How cured meats killed the American dream

David Brooks, a product of private schools and two affluent parents, faced the problem that bedevils many a newspaper columnist today: He had a deadline and nothing to say.

So he quickly — presumably — dashed off the tired criticism of affluent parents who are gaming the system for everyone else, and titled it, “How We Are Ruining America.”

Let’s be clear here: The affluent providing the best for their children while simultaneously denying even the faint aroma of equal treatment by the less fortunate is not only the entire history of America, it remains the inspiration of a large number of people who share Brooks’ title as “conservative.”

“We in the educated class have created barriers to mobility that are more devastating for being invisible,” he writes. He means “liberals” when he says “educated class.”

But let’s not even debate the notion that this is something new or whether it’s even real. It’s real and has been for generations.

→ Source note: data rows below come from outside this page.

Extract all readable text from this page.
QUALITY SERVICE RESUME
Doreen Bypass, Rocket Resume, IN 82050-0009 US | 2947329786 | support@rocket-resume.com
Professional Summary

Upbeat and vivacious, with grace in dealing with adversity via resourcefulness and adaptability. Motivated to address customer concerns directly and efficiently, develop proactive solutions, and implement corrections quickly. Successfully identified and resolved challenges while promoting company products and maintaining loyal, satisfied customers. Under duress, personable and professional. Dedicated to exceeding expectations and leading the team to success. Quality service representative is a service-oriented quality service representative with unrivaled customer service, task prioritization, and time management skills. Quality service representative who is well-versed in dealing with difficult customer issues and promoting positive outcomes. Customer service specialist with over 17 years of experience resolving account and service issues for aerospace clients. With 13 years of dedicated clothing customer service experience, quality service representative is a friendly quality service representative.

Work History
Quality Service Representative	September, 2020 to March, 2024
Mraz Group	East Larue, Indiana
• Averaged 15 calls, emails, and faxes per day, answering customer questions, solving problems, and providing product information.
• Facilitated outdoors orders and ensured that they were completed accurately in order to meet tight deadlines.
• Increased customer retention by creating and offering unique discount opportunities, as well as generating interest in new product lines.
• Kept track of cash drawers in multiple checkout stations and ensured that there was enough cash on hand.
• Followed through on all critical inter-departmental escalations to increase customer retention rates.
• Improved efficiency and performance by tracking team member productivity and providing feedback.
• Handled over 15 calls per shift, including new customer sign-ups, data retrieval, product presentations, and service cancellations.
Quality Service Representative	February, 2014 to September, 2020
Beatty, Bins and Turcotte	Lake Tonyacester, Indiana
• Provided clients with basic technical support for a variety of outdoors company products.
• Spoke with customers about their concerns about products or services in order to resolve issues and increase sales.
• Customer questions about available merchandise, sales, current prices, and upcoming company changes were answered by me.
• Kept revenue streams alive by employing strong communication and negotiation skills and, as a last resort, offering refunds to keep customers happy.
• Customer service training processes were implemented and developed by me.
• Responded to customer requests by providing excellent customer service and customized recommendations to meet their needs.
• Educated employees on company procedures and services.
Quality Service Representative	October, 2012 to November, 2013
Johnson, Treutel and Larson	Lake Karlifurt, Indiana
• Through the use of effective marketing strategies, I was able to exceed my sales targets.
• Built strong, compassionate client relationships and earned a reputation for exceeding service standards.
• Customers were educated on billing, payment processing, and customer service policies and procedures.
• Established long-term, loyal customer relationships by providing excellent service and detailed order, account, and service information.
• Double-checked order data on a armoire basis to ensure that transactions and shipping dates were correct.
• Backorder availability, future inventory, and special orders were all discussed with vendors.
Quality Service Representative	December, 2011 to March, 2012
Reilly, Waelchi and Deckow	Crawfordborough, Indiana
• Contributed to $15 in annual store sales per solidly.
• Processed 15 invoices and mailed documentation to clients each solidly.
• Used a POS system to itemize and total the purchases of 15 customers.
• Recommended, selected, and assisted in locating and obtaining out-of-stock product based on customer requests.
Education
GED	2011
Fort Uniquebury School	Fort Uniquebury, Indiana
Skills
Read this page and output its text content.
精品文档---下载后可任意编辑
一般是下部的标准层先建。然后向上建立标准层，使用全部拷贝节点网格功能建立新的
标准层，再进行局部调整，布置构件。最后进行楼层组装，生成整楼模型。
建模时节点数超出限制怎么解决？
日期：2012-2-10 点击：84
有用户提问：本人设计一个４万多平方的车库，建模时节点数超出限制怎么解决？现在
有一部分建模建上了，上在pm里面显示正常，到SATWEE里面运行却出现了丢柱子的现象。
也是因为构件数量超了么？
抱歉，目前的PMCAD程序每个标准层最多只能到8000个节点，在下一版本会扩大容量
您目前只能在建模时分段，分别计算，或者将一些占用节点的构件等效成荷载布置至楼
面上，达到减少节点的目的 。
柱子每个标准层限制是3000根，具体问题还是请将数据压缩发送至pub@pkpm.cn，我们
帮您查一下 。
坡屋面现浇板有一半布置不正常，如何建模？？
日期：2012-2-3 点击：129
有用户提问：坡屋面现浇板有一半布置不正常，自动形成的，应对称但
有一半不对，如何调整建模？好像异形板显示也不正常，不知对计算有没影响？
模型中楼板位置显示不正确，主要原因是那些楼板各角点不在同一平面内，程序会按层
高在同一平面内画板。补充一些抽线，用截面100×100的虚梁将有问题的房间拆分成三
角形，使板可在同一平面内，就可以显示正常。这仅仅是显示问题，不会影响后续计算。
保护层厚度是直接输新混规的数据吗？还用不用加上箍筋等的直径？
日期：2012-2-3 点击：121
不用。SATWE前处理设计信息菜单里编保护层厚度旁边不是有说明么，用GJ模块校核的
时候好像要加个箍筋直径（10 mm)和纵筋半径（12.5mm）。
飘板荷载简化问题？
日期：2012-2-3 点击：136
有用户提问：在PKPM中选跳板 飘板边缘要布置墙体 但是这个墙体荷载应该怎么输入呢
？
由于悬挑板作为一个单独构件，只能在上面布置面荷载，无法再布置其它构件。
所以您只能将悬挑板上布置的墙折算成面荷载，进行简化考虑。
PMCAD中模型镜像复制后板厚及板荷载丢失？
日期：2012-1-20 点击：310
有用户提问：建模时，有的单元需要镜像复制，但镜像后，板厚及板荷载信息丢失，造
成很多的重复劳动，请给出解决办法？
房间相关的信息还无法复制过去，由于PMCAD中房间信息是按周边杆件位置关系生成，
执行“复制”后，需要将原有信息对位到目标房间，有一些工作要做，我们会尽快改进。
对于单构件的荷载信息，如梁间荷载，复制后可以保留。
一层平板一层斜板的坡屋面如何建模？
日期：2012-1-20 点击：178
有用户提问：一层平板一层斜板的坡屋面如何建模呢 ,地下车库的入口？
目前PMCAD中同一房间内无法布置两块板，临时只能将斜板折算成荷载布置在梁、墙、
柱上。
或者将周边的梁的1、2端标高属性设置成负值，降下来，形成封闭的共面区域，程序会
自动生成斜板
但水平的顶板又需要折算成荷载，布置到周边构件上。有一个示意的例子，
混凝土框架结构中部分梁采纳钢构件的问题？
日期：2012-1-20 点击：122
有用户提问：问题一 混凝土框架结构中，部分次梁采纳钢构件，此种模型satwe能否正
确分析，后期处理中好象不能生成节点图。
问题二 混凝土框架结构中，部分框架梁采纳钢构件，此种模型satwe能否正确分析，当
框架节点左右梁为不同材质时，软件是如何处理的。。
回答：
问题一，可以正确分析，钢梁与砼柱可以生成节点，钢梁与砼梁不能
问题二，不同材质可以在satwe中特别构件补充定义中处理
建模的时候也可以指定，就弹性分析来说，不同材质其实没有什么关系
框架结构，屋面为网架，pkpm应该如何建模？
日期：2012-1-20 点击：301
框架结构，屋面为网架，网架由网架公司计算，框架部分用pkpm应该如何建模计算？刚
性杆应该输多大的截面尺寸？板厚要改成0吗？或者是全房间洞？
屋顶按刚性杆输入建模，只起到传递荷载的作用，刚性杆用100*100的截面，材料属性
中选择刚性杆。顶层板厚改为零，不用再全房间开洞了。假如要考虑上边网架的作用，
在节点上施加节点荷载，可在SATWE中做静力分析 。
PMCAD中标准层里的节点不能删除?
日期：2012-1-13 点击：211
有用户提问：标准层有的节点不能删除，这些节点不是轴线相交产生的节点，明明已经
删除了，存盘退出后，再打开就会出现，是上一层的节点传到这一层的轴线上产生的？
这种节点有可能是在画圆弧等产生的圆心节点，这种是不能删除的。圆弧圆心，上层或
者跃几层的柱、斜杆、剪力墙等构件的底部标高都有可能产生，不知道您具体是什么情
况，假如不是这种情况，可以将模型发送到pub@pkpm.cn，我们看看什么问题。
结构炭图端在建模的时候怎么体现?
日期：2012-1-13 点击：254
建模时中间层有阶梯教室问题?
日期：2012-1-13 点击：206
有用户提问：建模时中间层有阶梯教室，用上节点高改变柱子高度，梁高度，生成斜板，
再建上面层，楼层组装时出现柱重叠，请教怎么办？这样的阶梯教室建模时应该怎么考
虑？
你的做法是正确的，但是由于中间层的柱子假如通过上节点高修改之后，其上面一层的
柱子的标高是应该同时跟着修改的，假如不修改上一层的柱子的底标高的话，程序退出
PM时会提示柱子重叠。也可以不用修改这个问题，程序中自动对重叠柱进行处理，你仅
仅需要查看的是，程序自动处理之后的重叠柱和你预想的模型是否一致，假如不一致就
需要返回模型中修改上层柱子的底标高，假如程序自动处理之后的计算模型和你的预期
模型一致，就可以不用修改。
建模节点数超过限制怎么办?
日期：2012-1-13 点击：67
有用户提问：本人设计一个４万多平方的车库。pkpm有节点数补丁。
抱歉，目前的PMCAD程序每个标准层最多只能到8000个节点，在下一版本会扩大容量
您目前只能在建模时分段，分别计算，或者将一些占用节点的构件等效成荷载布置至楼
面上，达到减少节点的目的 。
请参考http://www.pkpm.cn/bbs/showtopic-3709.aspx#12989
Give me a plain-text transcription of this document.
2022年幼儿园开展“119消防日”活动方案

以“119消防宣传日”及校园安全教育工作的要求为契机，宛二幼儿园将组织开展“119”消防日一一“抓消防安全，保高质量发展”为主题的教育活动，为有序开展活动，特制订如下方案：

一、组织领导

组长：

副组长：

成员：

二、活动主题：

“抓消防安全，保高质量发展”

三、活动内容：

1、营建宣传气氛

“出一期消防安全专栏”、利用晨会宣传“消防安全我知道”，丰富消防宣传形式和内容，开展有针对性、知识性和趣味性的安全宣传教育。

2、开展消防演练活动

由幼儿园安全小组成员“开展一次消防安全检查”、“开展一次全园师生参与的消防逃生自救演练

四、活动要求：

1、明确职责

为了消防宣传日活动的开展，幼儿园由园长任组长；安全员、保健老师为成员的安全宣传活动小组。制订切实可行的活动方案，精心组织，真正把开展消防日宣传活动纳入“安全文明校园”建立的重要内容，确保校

Had he taken more time to think about it, he might’ve postulated that America’s political polarization is based on our increasing tribal mentality that gives us the most comfort when we surround ourselves with like-minded individuals (note: Bill Bishop did that today in his Aspen Ideas Festival lecture, which was broadcast on MPR News Presents).

There have been tougher struggles for some Americans besides not having the right baby stroller, but Brooks is going to make his stand on the funny names for cured meat.

So let’s just focus on how weird this paragraph is, which he offers as proof of a country run amok:

Recently I took a friend with only a high school degree to lunch. Insensitively, I led her into a gourmet sandwich shop. Suddenly I saw her face freeze up as she was confronted with sandwiches named “Padrino” and “Pomodoro” and ingredients like soppressata, capicollo and a striata baguette. I quickly asked her if she wanted to go somewhere else and she anxiously nodded yes and we ate Mexican.

What kind of country do we live in when panicked people, faced with Italian names at a deli, scurry for safety at a Mexican joint?

If you only have a “high school degree” and have pulled yourself up by your bootstraps to survive lunch at a deli, well, God bless America.